Russ went through the Chairs slides.
In particular, Russ reported that:
No discusion.
Speaker: Chongfeng Xie
Luigi: An implementation report and a seperate draft for the
RPKI-to-Router (RTR) Protocol Data Unit (PDU) are required before moving
to WGLC.
Di Ma: Should consider incremental deployment.
Job: Manifest is a complex feature of the RPKI toolset. I recommend
against changing its structure.
Rob Austein (chat): I tend to agree with Job's comment about leaving
manifests alone. Skipping payload objects one doesn't care about is not
a big deal for a validator; changing the core validation logic that has
to walk the CA certs and CRLs and manifests is a much bigger deal, and I
suspect it's not worth it unless and until we hit major scaling limits.
Tim Bruijnzeels (chat): I agree that we should not change the manifest
format, at least not lightly. On the other hand I do agree that with
additional object types we need to think about the growth of rpki data -
especially if those new types would be short lived (lots of churn). I
don't have an answer yet - but I think the Erik idea will help at least
somewhat with scaling and deduplicating.
Speaker: Job Snijders
No disussion.
Speaker: Jishnu Roy
Job: CCR is stable and waiting for implem reports.
Luigi: Noted the yangdoctor review, but an implem report is needed to
start the WGLC.
Speaker: Libin Liu
Job: concerened about complexity vs cost.
Speaker: Jeffrey Haas & Bob Beck
Nan Geng: what is the link with the work about BGP over QUIC?
Jeff: Will take on that and similar work.
Job: Target creating a tiny WG for this.
Jeff: This makes sense.
Speaker: Jia Zhang
No discussion.
Speaker: Jia Zhang / Chongfeng Xie
Rob Austein (Chat): I am extremely skeptical of cost/benefit.
Speaker: Minglin Jia
Nan Geng: this is not a traditional SAV as there might be multiple hops
from subscribers.

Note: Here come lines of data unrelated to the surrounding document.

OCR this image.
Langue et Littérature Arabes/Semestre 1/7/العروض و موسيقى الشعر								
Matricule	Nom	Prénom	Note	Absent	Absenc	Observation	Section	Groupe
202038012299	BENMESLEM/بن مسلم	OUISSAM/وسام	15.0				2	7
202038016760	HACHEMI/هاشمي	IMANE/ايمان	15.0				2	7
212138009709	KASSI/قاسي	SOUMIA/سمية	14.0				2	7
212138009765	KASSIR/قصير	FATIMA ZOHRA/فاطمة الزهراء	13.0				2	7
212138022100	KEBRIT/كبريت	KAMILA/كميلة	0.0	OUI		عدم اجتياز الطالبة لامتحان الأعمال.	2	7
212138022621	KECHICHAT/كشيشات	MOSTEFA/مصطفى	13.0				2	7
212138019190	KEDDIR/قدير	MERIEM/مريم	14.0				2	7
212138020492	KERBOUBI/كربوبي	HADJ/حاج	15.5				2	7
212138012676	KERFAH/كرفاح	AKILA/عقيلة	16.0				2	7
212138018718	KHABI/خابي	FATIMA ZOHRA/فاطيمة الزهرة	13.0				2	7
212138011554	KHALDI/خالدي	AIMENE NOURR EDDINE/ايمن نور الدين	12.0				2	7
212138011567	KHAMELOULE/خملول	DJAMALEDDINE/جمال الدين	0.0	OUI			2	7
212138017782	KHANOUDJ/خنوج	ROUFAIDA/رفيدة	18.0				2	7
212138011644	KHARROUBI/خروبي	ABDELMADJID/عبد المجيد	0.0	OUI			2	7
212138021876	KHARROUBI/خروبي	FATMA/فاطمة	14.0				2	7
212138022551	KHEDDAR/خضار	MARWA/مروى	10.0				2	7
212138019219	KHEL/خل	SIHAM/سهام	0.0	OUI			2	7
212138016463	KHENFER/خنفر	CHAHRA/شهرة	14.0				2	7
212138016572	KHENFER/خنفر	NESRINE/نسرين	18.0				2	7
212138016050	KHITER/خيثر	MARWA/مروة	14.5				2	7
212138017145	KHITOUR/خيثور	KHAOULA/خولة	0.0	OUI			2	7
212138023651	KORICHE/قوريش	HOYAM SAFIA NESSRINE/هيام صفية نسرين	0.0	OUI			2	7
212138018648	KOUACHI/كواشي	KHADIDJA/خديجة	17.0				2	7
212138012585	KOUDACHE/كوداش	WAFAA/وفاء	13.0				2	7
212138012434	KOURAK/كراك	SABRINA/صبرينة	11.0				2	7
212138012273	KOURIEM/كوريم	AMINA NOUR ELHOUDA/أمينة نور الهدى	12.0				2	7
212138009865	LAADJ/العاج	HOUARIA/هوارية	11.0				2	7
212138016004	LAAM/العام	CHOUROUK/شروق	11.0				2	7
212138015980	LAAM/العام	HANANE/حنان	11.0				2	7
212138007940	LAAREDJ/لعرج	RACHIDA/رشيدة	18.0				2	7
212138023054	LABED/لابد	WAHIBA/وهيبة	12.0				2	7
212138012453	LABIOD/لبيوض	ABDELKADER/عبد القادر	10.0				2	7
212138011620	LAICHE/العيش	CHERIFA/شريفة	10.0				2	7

Maybe consider destiantion dimension.
Minglin: Maybe complicated
Lancheng Qin: Issue with the name and the solution does not leverage
RPKI.
Speaker: Sitong Ling
Job: Concerns with self-asserted info.
Warren Kumari (chat): This looks much more reasonable than I had
thought... Yes, I have to trust the assertion, but if X says it does
ROV, and Y doesn't, well, I might want to use X over Y.
Rob Austein (chat): I probably missed something (it's late) but this
smells a bit like the DNSSEC AD bit, which is useful in certain limited
contexts but only in those contexts.